Designer toys, animation, gaming and cross-border collaborations have demonstrated how Chinese creativity can travel without translation. Characters like Labubu originating from a single store in Beijing now enjoy strong resonance across European markets and beyond, illustrating how storytelling, design and emotional connection can transcend geography.
What stands out is not only global acceptance, but authenticity. These cultural products are distinctly Chinese without being inward-looking, reinforcing the idea that contemporary Chinese culture can be playful, emotionally resonant and globally legible.

What role do brands, consumer experience and tourism play in shaping China’s national image?
Brands and mobility have become central to how countries are perceived. Chinese brands increasingly function as everyday touchpoints, at work, on the road and in popular culture, making China more familiar and less abstract to global audiences.
Tourism amplifies this effect. The expansion of visa facilitation policies has significantly increased inbound travel. One year after the introduction of a 240-hour visa-free transit policy, inbound foreign arrivals reached over 40 million, representing year-on-year growth of more than 27 percent. The number of travelers benefiting from the optimized policy rose by over 60 percent compared with pre-adjustment levels.

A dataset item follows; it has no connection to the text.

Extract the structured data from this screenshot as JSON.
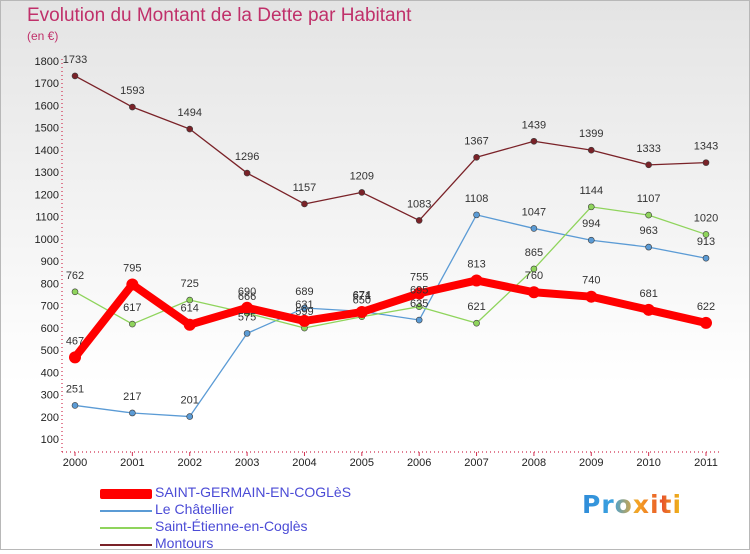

Firsthand exposure, transport systems, urban life, consumer services and cultural diversity, often proves more influential than mediated narratives. As access widens, perceptions become grounded in personal experience rather than assumption.
How does China’s approach to global cooperation reinforce its soft power trajectory?
China’s soft power is strengthened by a results-oriented approach to international cooperation. Rather than emphasizing ideological alignment, China prioritizes connectivity, trade facilitation and development capacity.

Infrastructure projects, trade platforms and global initiatives gain credibility when they deliver visible benefits. For many partners, China’s development experience offers reference value, not as a template, but as evidence that modernization paths can be diverse, pragmatic and context-specific.
Ultimately, China’s soft power derives from coherence: aligning industrial strength with openness, cultural confidence with inclusivity, and national development with global opportunity. This alignment enables China to project influence without coercion and to expand its global role through credibility rather than confrontation.